DZero: Particle Pairs and Monojets
The hypothesis of extra dimensions in space large enough to be detectable by existing or near-future experiments is by far the most revolutionary attempt to solve the hierarchy problem of the Standard Model. No wonder it has captured the public's imagination and inspired experimentalists around the world.
In 2000, DZero pioneered searches for extra dimensions at proton colliders by looking for anomalies in the production of pairs of electrons and photons due to the effects of gravitational interaction amplified by extra space. Two years later DZero was first to look for production of "monojets"—single remnants of a quark or a gluon recoiling against the invisible graviton disappearing in extra dimensions.
Now, with the higher energy of the Tevatron and more data, DZero continues the quest.

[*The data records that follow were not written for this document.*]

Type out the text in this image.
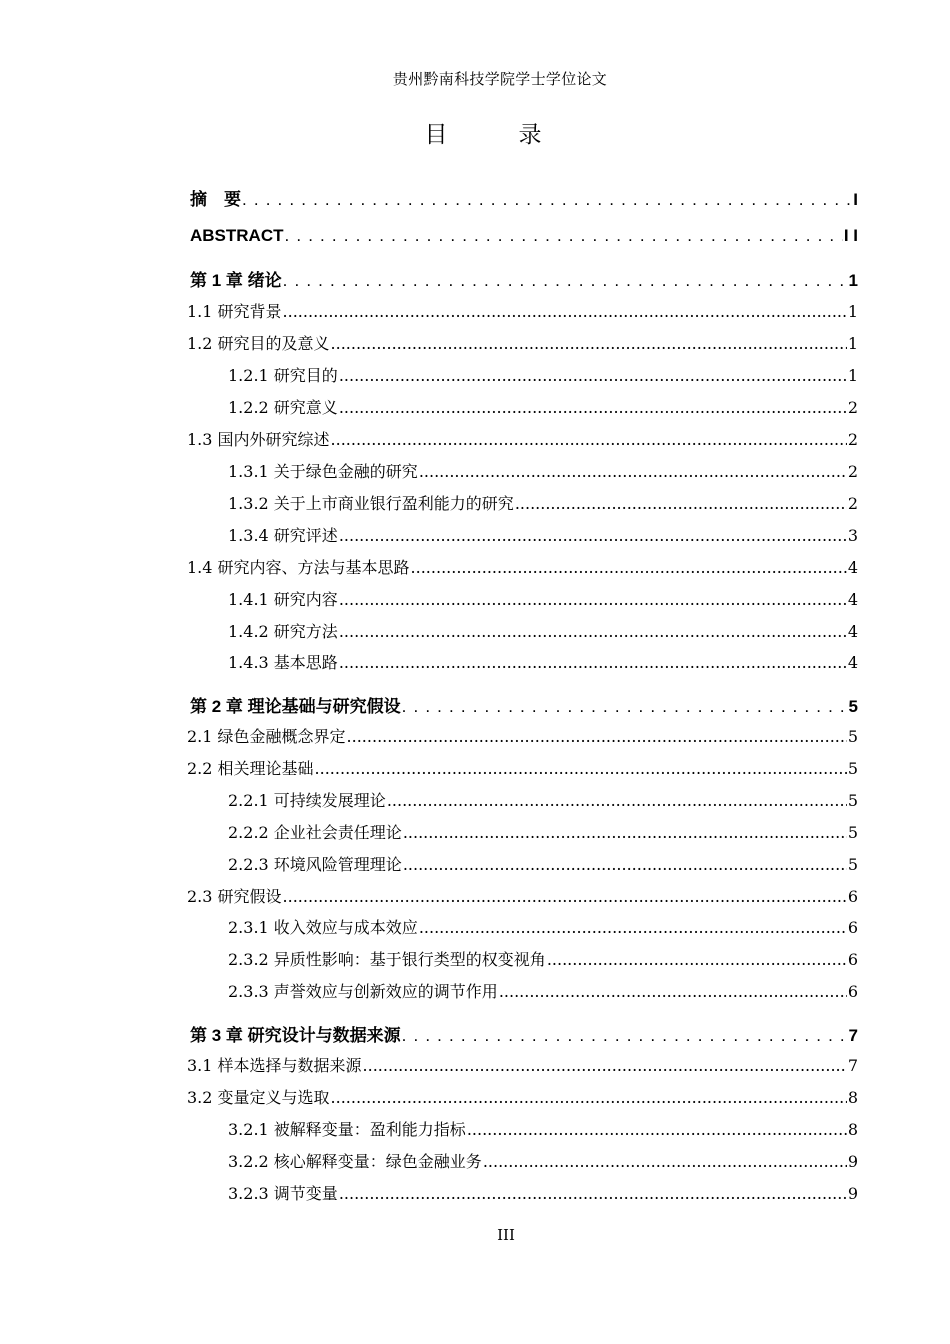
贵州黔南科技学院学士学位论文
目　录
摘　要 . . .	I
ABSTRACT . . .	I I
第 1 章 绪论 . . .	1
1.1 研究背景 .....	1
1.2 研究目的及意义 .....	1
1.2.1 研究目的 .....	1
1.2.2 研究意义 .....	2
1.3 国内外研究综述 .....	2
1.3.1 关于绿色金融的研究 .....	2
1.3.2 关于上市商业银行盈利能力的研究 .....	2
1.3.4 研究评述 .....	3
1.4 研究内容、方法与基本思路 .....	4
1.4.1 研究内容 .....	4
1.4.2 研究方法 .....	4
1.4.3 基本思路 .....	4
第 2 章 理论基础与研究假设 . . .	5
2.1 绿色金融概念界定 .....	5
2.2 相关理论基础 .....	5
2.2.1 可持续发展理论 .....	5
2.2.2 企业社会责任理论 .....	5
2.2.3 环境风险管理理论 .....	5
2.3 研究假设 .....	6
2.3.1 收入效应与成本效应 .....	6
2.3.2 异质性影响：基于银行类型的权变视角 .....	6
2.3.3 声誉效应与创新效应的调节作用 .....	6
第 3 章 研究设计与数据来源 . . .	7
3.1 样本选择与数据来源 .....	7
3.2 变量定义与选取 .....	8
3.2.1 被解释变量：盈利能力指标 .....	8
3.2.2 核心解释变量：绿色金融业务 .....	9
3.2.3 调节变量 .....	9
III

In the new result unveiled at Lepton-Photon 2003, DZero has extended the search by looking for pairs of electrons, photons, and muons and set the most stringent limits on their existence to date.
While no evidence for extra space has been found so far, we plan to increase our sensitivity by another factor of two in the next three years.
CDF: The Bulk and The Brane
We may live in a world that has more than the usual four dimensions (one time dimension + 3 space dimensions) of our everyday experience. Indeed, one way to explain the peculiar properties of gravity is that the universe extends in 4+n dimensional space (the bulk) while we are trapped in the familiar 4 dimensional world (the brane).
Our web site illustrates a proton and antiproton colliding in the brane to send a graviton out of the brane, carrying away energy and momentum. We observe the "missing energy" signature of this escaping graviton (called a Kaluza-Klein particle), similar to the way the existence of neutrinos is inferred in collider experiments.
The result of our analysis is to constrain at 95% confidence level the value of the effective Planck Scale for 2,4, and 6 extra dimensions to be greater than 1 TeV, 0.77 TeV, and 0.71 TeV, respectively, the best result from a direct graviton emission search at the Tevatron.
Note that the Tevatron is now running at a higher energy (approximately 2 TeV) and that we will soon have many times the data sample analyzed here. This will make us sensitive to an effective Planck Scale as high as 1.5 TeV
for two extra dimensions.